Je réponds par quelques expressions-clés, en vrac : se mettre d’accord sur un processus de décision  - exprimer son avis – exprimer son avis de telle sorte qu’il soit entendable par l’autre - écouter celui des autres - laisser reposer -  prier – gagner en liberté intérieure et en lâcher-prise - sonder les Écritures - être prêts à se laisser critiquer par les Écritures - prendre en compte la tradition - écouter les minorités - encourager les minorités à ne pas se victimiser - se mettre dans la peau de l’autre - mettre un peu de mou dans les positions figées - affiner ses convictions - tenir bon dans ses convictions même si ça coûte - comparer ses bonnes pratiques aux bonnes pratiques des autres (et pas à leurs mauvaises pratiques) - rechercher les points de convergences sans minimiser les divergences…  ni l’inverse !

Tu es connu pour connaître le prénom de chaque étudiant. Pourquoi était-ce important pour toi, et qu’est-ce que cela dit de ta compréhension de l’enseignement ?

Le nom, c’est la personne. Et chaque personne est importante. Alors nommer par le prénom exprime un intérêt et un respect de la personne. Je pense donc que l’enseignement passe par une attention à chaque personne. J’en déduis ceci : les formations ne doivent pas rassembler des centaines de personnes, ce qui vaut aussi pour les Églises… Small is beautiful !

Avenir

Si tu devais formuler un souhait, ou une bénédiction, pour celles et ceux qui continueront à enseigner et à étudier la théologie après toi, lequel serait-il ?

Continuer à mettre le Jésus des évangiles au centre de la théologie, de l’enseignement, de l’apprentissage, de l’Église, de la vie quotidienne à sa suite, et garder la passion pour lui.

En arrivant au terme de ce long parcours, à qui ou à quoi as-tu envie de dire merci aujourd’hui ?

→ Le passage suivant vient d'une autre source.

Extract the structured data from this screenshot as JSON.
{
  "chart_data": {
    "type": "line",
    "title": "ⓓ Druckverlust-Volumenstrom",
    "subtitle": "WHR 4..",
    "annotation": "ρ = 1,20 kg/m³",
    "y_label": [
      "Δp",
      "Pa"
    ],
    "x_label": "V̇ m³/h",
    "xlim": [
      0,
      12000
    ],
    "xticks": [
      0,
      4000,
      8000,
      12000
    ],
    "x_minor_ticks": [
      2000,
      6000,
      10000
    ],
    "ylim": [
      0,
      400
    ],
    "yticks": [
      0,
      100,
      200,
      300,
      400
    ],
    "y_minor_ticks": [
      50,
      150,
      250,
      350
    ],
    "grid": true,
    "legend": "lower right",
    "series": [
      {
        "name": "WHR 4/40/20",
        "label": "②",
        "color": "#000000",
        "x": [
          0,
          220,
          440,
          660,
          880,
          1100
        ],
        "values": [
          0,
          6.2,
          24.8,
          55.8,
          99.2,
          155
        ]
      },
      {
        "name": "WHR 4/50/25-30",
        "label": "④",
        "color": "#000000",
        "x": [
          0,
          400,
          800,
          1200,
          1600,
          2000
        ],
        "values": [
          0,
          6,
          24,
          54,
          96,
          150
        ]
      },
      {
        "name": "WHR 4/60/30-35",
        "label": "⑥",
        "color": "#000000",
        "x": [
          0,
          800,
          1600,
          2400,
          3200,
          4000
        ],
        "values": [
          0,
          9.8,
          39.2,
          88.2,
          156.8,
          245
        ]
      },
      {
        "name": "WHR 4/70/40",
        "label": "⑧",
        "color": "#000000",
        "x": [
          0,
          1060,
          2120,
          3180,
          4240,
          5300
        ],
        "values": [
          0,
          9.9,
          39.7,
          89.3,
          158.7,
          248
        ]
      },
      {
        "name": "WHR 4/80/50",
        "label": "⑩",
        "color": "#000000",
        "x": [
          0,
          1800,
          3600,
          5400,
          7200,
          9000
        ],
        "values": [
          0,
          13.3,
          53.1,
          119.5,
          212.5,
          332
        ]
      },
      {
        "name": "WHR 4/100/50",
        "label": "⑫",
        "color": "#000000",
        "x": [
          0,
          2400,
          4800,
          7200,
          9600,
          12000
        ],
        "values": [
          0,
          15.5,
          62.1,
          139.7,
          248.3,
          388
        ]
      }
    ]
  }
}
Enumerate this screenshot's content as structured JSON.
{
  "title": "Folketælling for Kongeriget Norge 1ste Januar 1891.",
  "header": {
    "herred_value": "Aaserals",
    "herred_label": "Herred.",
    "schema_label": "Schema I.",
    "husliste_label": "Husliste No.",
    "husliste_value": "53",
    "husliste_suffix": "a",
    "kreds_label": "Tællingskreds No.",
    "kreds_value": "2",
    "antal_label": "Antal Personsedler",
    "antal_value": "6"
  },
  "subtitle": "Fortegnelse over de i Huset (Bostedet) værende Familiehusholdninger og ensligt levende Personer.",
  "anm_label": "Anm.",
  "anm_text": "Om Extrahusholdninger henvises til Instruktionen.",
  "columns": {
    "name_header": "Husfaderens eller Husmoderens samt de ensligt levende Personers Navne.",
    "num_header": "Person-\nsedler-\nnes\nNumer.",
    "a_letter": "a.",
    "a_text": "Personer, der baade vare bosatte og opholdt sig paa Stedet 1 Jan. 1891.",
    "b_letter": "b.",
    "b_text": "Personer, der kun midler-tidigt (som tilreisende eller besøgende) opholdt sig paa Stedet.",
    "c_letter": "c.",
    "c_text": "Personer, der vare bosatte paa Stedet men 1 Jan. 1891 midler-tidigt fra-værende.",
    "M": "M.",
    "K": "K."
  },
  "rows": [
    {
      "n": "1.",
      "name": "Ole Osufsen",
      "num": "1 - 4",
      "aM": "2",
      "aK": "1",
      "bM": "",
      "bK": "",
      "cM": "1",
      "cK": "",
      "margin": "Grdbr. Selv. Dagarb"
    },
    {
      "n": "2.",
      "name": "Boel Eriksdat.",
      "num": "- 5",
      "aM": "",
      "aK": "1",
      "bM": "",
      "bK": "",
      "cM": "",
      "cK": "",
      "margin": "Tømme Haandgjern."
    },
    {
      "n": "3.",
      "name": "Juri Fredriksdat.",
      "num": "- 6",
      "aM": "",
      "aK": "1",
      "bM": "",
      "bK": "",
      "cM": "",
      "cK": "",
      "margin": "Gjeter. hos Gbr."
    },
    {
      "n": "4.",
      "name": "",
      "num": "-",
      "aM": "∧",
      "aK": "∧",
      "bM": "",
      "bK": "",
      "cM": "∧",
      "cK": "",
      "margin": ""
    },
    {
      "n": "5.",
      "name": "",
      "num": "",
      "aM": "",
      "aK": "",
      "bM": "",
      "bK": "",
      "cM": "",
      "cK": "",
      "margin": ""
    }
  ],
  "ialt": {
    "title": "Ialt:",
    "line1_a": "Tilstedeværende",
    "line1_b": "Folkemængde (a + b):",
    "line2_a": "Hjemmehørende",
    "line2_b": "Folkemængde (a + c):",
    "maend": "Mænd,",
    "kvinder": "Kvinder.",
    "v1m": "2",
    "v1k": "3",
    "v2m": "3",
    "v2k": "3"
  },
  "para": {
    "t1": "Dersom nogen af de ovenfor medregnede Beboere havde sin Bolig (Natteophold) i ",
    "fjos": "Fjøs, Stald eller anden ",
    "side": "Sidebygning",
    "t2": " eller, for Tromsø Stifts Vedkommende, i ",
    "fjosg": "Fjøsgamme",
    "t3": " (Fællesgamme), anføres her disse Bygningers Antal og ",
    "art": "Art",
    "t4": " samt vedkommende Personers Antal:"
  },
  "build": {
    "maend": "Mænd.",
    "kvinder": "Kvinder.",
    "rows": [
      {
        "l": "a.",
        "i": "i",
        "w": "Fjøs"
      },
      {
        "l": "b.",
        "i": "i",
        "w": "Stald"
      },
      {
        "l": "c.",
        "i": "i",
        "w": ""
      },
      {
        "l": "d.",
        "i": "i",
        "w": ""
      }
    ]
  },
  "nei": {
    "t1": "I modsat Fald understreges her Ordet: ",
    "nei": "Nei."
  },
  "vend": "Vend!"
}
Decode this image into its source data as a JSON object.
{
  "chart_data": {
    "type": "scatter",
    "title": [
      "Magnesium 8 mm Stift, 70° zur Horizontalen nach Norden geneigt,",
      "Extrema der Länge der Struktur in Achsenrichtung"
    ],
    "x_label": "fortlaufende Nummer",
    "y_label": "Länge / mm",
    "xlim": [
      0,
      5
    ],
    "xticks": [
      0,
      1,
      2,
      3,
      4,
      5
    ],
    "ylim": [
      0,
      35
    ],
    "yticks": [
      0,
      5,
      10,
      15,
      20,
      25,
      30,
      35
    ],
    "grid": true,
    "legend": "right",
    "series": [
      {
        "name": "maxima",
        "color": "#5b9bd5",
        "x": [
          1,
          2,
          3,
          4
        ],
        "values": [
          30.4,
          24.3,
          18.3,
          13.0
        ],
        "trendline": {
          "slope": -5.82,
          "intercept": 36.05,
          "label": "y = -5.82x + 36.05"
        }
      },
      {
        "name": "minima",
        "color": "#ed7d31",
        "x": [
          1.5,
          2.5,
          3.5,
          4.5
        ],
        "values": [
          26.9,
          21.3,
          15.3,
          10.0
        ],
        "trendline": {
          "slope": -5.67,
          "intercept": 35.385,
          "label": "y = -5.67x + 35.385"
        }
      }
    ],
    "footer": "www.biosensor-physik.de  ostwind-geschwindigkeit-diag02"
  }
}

Merci aux personnes qui m’ont fait confiance et encouragé, qui ont soutenu et soutiennent financièrement le Bienenberg, à Ruth et à nos enfants pour la patience et le pardon, à Dieu qui veut bien de nous pour contribuer à son royaume…

Comment pouvons-nous prier pour toi aujourd’hui ?

Prier pour que je garde la foi. Merci !

La marche et la lenteur ont une place importante dans ta vie. Comment aimerais-tu habiter le temps qui vient, maintenant que l’enseignement institutionnel s’achève ?

Avec Ruth, nous avons pratiqué la marche itinérante pour ralentir notre vie parfois très remplie et rapide, comme

une sorte de contre-poids ; avec la retraite et les moindres charges, peut-être puis-je du coup accélérer dans tel ou tel domaine… !

Plus sérieusement, je voudrais faire davantage de sport, prendre des cours de chants, apprendre l’italien, être davantage disponible pour notre petite-fille, faire du bénévolat dans le domaine du travail social, traduire des livres, écrire peut-être, prêcher et enseigner, bien vieillir si possible, penser à la mort, espérer contre toute espérance…

[1] Benno van den Toren, Humble Confidence – A Model for Interfaith Apologetics, IVP, Downers Grove, 2022.